人によって態度が違う場合には信頼関係が築けているからこその「甘えたいおふざけ」と、その人をまだ見極めようとしている「試し行動のおふざけ」が考えられます。

自分が1番に愛されるお家と、同じくらいのお友だちがたくさんいて楽しいこともあるけれども我慢もしなくちゃいけない保育園では様子の違いがあっても不思議ではありませんね。

「試し行動」への対処はずばり理解と継続しかありません。今のこの行動はどんなことを試されているのかを考えます。その中で叱る必要があれば優しく叱ります。何もしないが最も子どもにとってもよくない選択肢です。もし叱る時に抵抗があるのなら信頼関係を築いているママや担任の先生などの人に聞いてみることをおすすめします。

「ママにダメって言われたことはこの人でも怒られた」、「先生もダメだよって教えてくれたからなあ」としっかりと約束事の線引きをすることで試し行動は減っていきます。逆に日によって違ったり、大人のその時の気分などで約束事を変えてしまうと混乱する原因となりますから注意しましょうね。

まとめ

今回は「おふざけ」について考えてみました。自由と言うのは決められた約束事の中で工夫して存分に楽しむことではないかと思っています。それを自然体にしてくれているのが子ども達で、約束をお互いに確認できなかったことで「おふざけ」という枠外の行動が見られたりします。

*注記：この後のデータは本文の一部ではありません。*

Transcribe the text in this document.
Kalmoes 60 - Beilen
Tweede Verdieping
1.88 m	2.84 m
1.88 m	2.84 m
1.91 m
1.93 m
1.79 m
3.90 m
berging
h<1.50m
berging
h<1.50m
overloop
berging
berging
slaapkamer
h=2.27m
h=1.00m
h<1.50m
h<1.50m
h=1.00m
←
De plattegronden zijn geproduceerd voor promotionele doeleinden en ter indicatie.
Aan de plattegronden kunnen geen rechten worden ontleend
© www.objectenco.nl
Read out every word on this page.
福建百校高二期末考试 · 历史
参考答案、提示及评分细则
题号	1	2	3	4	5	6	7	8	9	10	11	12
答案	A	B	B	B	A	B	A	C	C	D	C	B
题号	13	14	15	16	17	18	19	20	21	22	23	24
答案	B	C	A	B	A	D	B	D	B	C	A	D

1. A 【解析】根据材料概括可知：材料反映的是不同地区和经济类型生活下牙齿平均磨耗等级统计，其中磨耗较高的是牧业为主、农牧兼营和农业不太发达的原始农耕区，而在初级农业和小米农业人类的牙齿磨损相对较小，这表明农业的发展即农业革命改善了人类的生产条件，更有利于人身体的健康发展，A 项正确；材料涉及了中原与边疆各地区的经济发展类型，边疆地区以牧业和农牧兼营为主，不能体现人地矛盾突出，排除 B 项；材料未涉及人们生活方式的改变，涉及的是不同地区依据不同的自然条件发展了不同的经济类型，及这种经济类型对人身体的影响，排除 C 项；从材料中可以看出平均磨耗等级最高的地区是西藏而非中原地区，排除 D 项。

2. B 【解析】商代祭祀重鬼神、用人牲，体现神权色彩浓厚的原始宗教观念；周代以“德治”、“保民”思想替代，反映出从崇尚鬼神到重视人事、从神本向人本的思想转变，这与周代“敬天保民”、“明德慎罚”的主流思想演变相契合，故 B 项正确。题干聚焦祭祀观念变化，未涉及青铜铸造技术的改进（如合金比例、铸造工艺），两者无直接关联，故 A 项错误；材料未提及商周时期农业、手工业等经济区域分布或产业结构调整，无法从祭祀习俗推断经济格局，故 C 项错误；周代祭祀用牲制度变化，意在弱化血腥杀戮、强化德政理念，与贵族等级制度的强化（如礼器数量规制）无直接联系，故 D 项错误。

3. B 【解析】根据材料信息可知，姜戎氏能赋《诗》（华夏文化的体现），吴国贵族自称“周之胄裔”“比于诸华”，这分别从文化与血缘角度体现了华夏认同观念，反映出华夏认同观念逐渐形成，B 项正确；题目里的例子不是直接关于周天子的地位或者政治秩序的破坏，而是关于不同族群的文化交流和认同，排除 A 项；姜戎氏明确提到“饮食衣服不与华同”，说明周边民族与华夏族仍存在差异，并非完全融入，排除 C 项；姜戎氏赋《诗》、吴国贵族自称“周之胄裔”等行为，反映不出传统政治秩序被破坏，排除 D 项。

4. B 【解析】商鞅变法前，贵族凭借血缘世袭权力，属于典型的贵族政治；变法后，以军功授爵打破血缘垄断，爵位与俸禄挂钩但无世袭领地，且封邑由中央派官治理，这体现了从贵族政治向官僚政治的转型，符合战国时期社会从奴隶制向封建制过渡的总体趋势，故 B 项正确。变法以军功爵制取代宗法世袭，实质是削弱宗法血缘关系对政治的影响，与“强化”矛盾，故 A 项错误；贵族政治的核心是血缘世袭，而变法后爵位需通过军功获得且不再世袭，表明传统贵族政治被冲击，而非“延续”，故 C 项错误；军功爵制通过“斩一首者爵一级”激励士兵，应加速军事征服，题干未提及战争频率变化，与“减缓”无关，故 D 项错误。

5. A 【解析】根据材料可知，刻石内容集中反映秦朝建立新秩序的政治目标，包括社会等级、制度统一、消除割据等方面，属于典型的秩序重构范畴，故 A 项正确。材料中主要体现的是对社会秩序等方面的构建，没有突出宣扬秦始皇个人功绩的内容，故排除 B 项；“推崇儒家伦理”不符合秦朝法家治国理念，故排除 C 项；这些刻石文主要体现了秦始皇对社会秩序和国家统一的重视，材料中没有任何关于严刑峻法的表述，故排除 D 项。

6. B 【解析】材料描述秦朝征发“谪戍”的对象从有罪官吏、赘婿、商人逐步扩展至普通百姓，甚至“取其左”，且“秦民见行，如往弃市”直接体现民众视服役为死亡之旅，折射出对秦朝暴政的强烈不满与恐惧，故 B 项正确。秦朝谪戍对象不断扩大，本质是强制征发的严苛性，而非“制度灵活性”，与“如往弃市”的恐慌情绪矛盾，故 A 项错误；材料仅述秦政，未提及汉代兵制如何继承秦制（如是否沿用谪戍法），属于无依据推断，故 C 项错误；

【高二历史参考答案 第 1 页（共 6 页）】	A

子育ては柔軟性と一緒に、しつけの面では一貫性も大切です。家族や保育園などで約束事が大きく違ってしまったり、気分で変わってしまったりすると子ども達はどれが本当の約束なのか分からなくなってしまいます。そうした混乱の中で「おふざけ」が、ちらっと顔を出すのかなと思います。

ご家庭でも丁寧に何度でもお約束をしながら、子ども達がおふざけなんてしなくても安心して楽しく遊ぶことができる環境を作れるといいですね!